Mr. Trump has suggested he could fire Mr. Powell before the end of the Fed chair’s term in 2026 if he retakes the White House. The Wall Street Journal recently reported that the presumptive Republican nominee’s advisers have circulated proposals to rein in the Fed’s independence after the election.
Mr. Trump “appears to want someone in charge of the institution who will, in effect, treat the president as an ex officio member of the central bank’s rate-setting committee,” the newspaper reported, adding that the proposals “have alarmed some Trump advisers with more traditional views of the role of the Fed, as well as Republican lawmakers.”
Any attempt by Mr.

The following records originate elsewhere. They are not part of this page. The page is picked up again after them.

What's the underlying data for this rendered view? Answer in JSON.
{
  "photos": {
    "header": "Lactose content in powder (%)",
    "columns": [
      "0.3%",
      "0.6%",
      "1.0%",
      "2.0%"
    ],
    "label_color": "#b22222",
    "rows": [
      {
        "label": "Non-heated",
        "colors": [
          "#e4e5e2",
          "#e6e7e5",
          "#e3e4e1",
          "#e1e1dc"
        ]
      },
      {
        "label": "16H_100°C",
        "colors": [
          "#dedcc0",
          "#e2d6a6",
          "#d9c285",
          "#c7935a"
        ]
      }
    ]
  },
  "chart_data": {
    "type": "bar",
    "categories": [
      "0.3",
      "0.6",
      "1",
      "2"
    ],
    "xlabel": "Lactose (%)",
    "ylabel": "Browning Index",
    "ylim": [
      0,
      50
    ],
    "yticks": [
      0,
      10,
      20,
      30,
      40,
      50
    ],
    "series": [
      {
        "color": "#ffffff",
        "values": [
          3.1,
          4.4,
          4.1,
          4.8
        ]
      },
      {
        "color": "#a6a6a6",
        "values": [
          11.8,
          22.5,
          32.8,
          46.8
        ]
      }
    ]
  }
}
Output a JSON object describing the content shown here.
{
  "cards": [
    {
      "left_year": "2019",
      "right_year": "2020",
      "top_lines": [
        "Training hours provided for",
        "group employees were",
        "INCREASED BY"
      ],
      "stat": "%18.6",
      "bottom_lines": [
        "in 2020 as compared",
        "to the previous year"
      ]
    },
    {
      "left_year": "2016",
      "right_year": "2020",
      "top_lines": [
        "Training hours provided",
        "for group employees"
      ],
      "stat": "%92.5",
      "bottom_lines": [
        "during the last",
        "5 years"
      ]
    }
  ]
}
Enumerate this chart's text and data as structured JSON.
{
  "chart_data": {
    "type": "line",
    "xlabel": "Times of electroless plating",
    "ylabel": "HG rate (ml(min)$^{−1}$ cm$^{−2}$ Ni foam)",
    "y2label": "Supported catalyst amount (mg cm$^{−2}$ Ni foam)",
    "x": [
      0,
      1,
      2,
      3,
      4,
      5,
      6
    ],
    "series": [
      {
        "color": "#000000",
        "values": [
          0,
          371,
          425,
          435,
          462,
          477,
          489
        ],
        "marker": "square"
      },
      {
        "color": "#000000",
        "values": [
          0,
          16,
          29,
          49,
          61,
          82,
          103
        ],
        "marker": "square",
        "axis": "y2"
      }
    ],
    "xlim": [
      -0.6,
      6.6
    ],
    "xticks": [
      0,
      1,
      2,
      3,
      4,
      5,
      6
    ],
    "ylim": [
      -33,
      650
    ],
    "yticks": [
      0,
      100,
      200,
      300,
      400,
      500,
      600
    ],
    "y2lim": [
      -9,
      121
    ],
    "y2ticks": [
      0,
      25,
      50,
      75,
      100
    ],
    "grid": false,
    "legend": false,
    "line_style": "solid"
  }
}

Trump to reduce the Fed’s independence would likely face stiff resistance in Congress. While the president nominates Fed governors, and picks its chair, the Senate must confirm those nominations before they become effective. And even most GOP senators strongly support the principle of Fed independence.
Still, victory in November would likely embolden Mr. Trump to defy political norms even more than he did during his first term. He would likely seek to bend Congress (provided the GOP retakes the Senate and holds the House of Representatives) to his will even more forcibly than he did between 2017 and 2021.
For now, the Fed’s interest-rate orthodoxy is working in Mr. Trump’s favour. By holding rates higher for longer, the central bank is just doing its job. Inflation remains the biggest threat to the U.S economy and preventing a 1970s-style inflationary spiral must be the Fed’s top priority.
Still, to the extent the Fed’s stand hurts Mr. Biden’s re-election chances, it may be setting itself and the U.S. economy up for a potentially perilous future under Mr. Trump. It must not ignore the unintended consequences of higher rates.